If something grows at a rate of 25% per month, then the amount after 16 months will be $ P\cdot1.25^{16}$. This is true of money, of population, or of anything else. The phrase "grows at a rate of 25% per month" means that at the end of every month the quantity is 25% bigger than it was at the beginning of the month. The factor of increase for one month is therefore 1.25, and the factor of increase for 16 months is $1.25^{16}$.
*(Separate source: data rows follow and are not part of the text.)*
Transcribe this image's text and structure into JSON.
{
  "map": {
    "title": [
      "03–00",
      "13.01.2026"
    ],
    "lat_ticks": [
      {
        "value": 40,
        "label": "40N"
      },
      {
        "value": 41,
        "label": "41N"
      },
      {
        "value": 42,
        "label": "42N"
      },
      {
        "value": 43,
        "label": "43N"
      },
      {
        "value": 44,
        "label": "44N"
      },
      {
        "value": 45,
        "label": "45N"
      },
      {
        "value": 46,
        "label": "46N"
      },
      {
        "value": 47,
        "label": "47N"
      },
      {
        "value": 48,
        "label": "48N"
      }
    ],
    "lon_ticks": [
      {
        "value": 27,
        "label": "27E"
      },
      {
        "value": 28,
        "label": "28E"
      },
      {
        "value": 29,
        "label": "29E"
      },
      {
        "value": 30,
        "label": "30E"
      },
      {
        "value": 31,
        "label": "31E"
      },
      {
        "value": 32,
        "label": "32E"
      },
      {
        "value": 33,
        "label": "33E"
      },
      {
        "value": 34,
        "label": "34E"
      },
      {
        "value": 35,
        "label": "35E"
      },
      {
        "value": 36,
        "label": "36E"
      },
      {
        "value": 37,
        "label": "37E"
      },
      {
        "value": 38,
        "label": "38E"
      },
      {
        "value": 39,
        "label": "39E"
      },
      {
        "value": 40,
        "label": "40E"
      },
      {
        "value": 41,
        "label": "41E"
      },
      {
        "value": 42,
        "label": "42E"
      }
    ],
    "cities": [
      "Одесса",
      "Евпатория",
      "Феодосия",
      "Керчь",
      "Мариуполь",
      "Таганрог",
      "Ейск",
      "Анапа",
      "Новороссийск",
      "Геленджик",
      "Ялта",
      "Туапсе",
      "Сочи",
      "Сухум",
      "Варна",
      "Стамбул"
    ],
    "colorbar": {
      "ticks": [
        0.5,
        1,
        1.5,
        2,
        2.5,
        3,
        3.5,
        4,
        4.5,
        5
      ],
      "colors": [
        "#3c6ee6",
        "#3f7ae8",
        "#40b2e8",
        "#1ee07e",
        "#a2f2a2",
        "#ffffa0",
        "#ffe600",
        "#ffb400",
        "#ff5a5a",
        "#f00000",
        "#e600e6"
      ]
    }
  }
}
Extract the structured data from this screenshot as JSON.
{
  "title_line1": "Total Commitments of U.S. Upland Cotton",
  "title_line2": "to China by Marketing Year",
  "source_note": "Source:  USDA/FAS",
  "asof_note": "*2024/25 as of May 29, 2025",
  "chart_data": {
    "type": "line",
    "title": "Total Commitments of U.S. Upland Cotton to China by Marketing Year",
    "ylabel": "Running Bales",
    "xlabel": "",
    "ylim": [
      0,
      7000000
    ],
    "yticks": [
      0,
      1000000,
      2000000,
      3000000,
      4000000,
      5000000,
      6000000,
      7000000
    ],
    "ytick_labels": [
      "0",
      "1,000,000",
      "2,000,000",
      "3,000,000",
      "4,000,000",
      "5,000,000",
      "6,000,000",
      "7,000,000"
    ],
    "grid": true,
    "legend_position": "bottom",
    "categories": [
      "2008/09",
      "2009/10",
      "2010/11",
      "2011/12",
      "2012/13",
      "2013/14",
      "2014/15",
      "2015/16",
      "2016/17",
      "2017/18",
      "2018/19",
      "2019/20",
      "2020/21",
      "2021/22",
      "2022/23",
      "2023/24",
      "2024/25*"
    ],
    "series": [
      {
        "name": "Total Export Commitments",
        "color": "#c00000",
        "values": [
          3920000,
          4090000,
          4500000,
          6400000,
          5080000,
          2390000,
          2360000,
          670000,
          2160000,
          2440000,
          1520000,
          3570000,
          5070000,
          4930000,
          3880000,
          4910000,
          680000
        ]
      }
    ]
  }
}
It is always possible to rewrite the expression for quantity in a base other than base 1.25. The usual choice is the natural base $e\approx2.718$. In this base, the amount is given by $P\cdot e^{16k}$, where $k=\log_e1.25\approx0.2231$. But $k$ is not the same thing as the rate. Sometimes $k$ is referred to as the "rate under continuous compounding" or "continuous rate". This terminology comes from the theory of compound interest. So, for example, if you invest \$15000 at an annual rate of 20%, compounded continuously, then the amount after three years will be $15000\cdot e^{(3)(0.2)}$, whereas without the continuous compounding it will be $15000\cdot1.2^3$. If you are not familiar with compound interest, you can simply think of $k$ as the base conversion factor - that is, the factor needed to convert from base 1.25 to base $e$.
You always need to be clear about what kind of rate you are dealing with. If the word "rate" is used without a modifier such as "continuous", you should assume that it is the ordinary sort of rate described in the first paragraph above.